"Fatih Altaylı ile Bire Bir" bu hafta da renkli konukları ve keyifli sohbetleriyle izleyicileri ekran başına topladı. Programın bu haftaki konukları, oyuncu çift Ahu ve Suat Sungur, A Milli Kadın Futbol Kaptanı Didem Karagenç, müzisyen Selen Beytekin ve Anadolu Halk Mutfakları Dernek Başkanı Adnan Şahin oldu.
Eşini çok kıskandığını dile getiren Suat Sungur, çok aşık olduğunu söyledi. Ahu Sungur, "Evlilik zor bir şey. Sevgi bittiyse sürmesi mümkün değil. Haftaya 20. yılımızı devireceğiz." dedi.
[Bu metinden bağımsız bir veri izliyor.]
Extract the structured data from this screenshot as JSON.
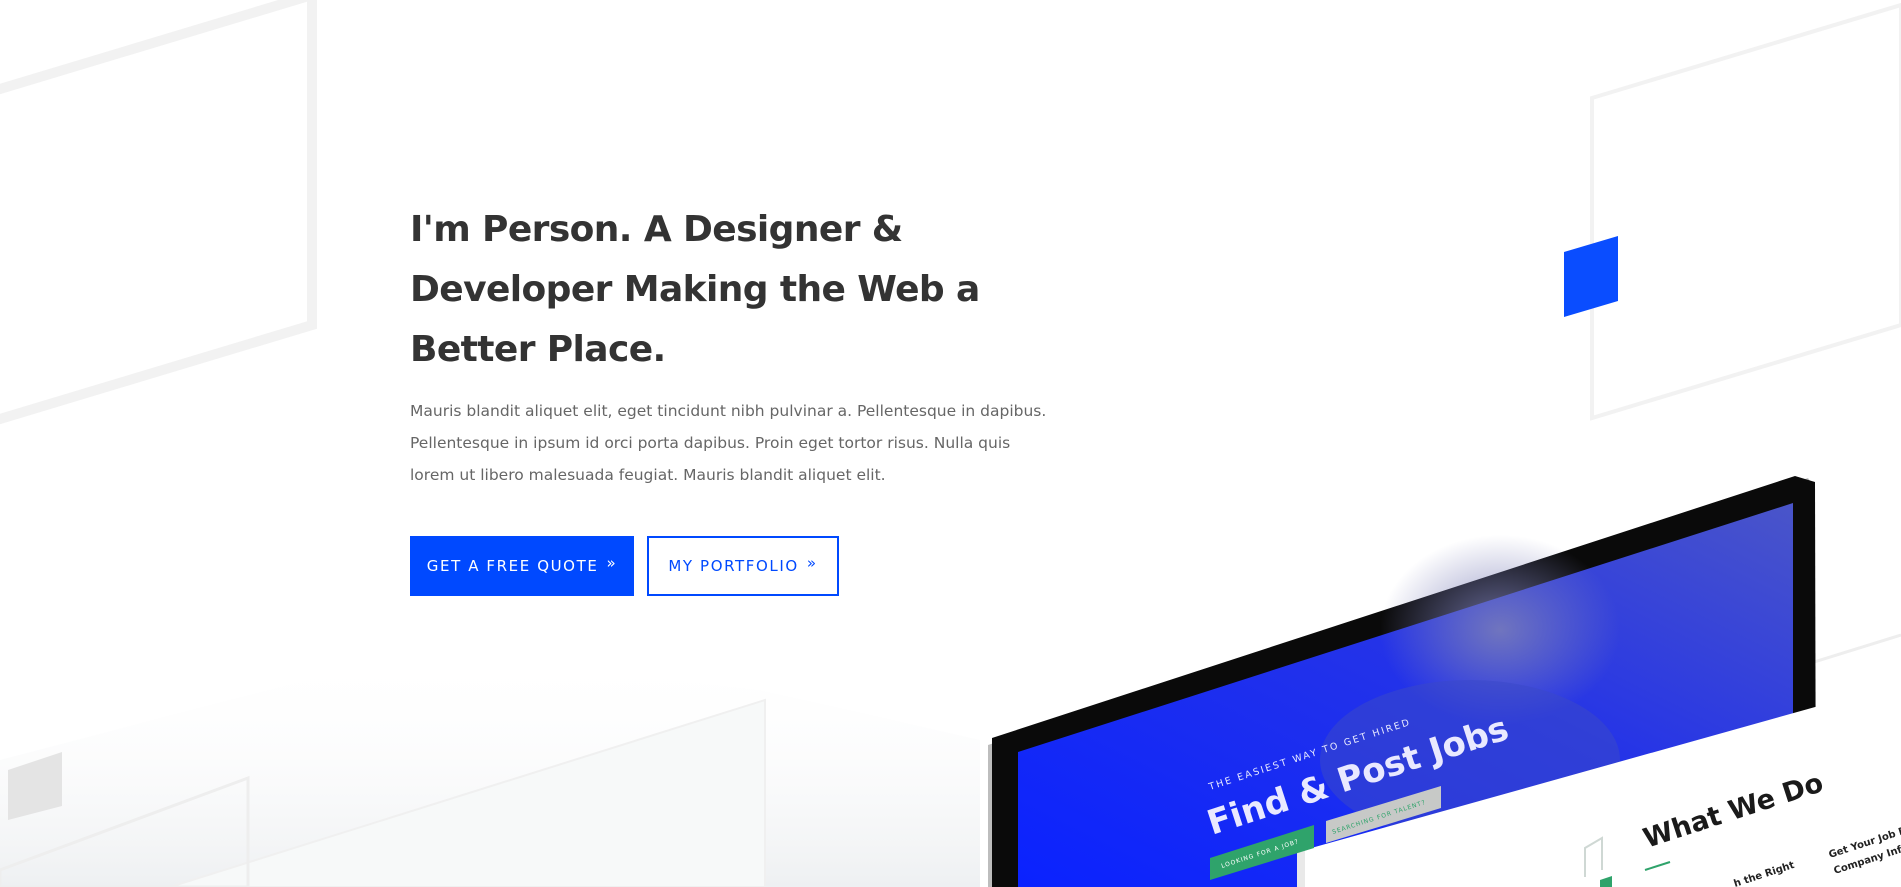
{
  "hero": {
    "title": "I'm Person. A Designer & Developer Making the Web a Better Place.",
    "description": "Mauris blandit aliquet elit, eget tincidunt nibh pulvinar a. Pellentesque in dapibus. Pellentesque in ipsum id orci porta dapibus. Proin eget tortor risus. Nulla quis lorem ut libero malesuada feugiat. Mauris blandit aliquet elit."
  },
  "buttons": {
    "primary_label": "GET A FREE QUOTE",
    "secondary_label": "MY PORTFOLIO",
    "chevron": "»"
  },
  "mockup": {
    "tagline": "THE EASIEST WAY TO GET HIRED",
    "headline": "Find & Post Jobs",
    "btn_job": "LOOKING FOR A JOB?",
    "btn_talent": "SEARCHING FOR TALENT?",
    "section_title": "What We Do",
    "col_text_1": "Get Your Job P",
    "col_text_2": "Company Info",
    "col_text_3": "h the Right"
  },
  "colors": {
    "accent": "#0049ff",
    "heading": "#333333",
    "body_text": "#666666",
    "mockup_green": "#2fa36b"
  }
}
22 yaşında Devekuşu Kabare ile oyunculuğa adım atan Suat Sungur, sanat yolculuğunu şöyle anlattı:
Deve Kuşu Kabare İzmir'e geldiğinde her oyunlarını izlerdim ama oyunlarının sonlarını pek göremezdim. Karşıyaka'da oturduğum için son otobüs saatine yetişmem gerekirdi. Zeki (Alasya) ve Metin (Akpınar) Ağabeyleri alkışlayamadım. Sonra İstanbul'a konservatuvara geldim. Ama yer bulmakta zorlanırdık. 'İnsanlığın Lüzumu Yok' oyununu izleyemedim. O dönem sinirledim, 'En sonunda ben buraya oyuncu olarak gireceğim' dedim. Okulda Müjdat Gezen de hocamız. Kandemir Konduk bir gün aradı beni. 'Hayırlı olsun Deve Kuşu'na girdin' dedi. Müjdat Gezen de tavsiye etmiş. Bir öğrenci için muhteşem bir şey. Müjdat Gezen pek çok kişinin hayatına dokunmuştur. Eski ustaların deyimiyle herkese el verdi. 'En sonunda ben buraya oyuncu olarak gireceğim derken' gerçekten içten söyledim.
Tanışma hikayelerinden de bahseden Ahu Sungur, "Aynı tiyatronun çocuk oyunlarında oynuyordum. Enver (Aysever) bir kanalla anlaştı. Çocuk programı hazırladı sunuculuğunu da ben üstlendim. İlk canlı yayına da Suat geldi. Sonra reklam arasında Suat, 'ilk canlı yayınınız galiba' dedi. 'Evet, nereden anladınız?' dedim. 'Çünkü nerede duracağınızı bilmiyorsunuz' yanıtı verdi. Çok kırıldım. Program bitti yayın koordinatörü arkadaşım dedi ki; Suat Bey gözünü senden ayırmıyor. Sonra bir baktım o kadar kaba geldi ki... 'Bu dünyada bir ben, bir de bu adam kalsa olmaz asla' dedim... 6 ay sonra evlendik... Ertesi gün kanala geldi. Sultanahmet'e gidip tütsü almış. Adama demiş ki; Birine götüreceğim bana güzel bir koku ver... Adam da; 'al bunu aşık olmazsa neyim' demiş... Fatih Bey o kadar kötü kokuyordu ki... Ben de asosyal insanım. Araya birilerini sokmuş görüşmek için. Bir arkadaşım çağırdı yanına bir baktım yanında Suat. İki gün sonra Kukla Festivali vardı. Bir baktım bi çocuğu indiriyor, bir çocuğu omuzuna alıyor. O gün şefkatinden etkilendim ve şans verdim." ifadelerini kullandı.
Karakter geçişlerinin seyirciler için zor olduğunu belirten Ahu Sungur, "Seyirci neye alışmışsa onu istiyor. Sektör de öyle. Bana hep zengin, havalı roller geliyor. Alıştım... Pavyon kadınını da oynadım en son. Kendimi kambur yaptım, ters botoks attırdım yüzüme o kadını canlandırabilmek için. Ama çok kısa sürdü o karakter. Üzüldüm." dedi.
Eskisi kadar tiyatro oyununun olmadığını belirten Suat Sungur, "Bakış açısı ve yaşam biçimleri değişti. Yine de tiyatro seyircisi var ama eski gibi her hafta gitmek gibi kültüre dönüşmedi." diye konuştu.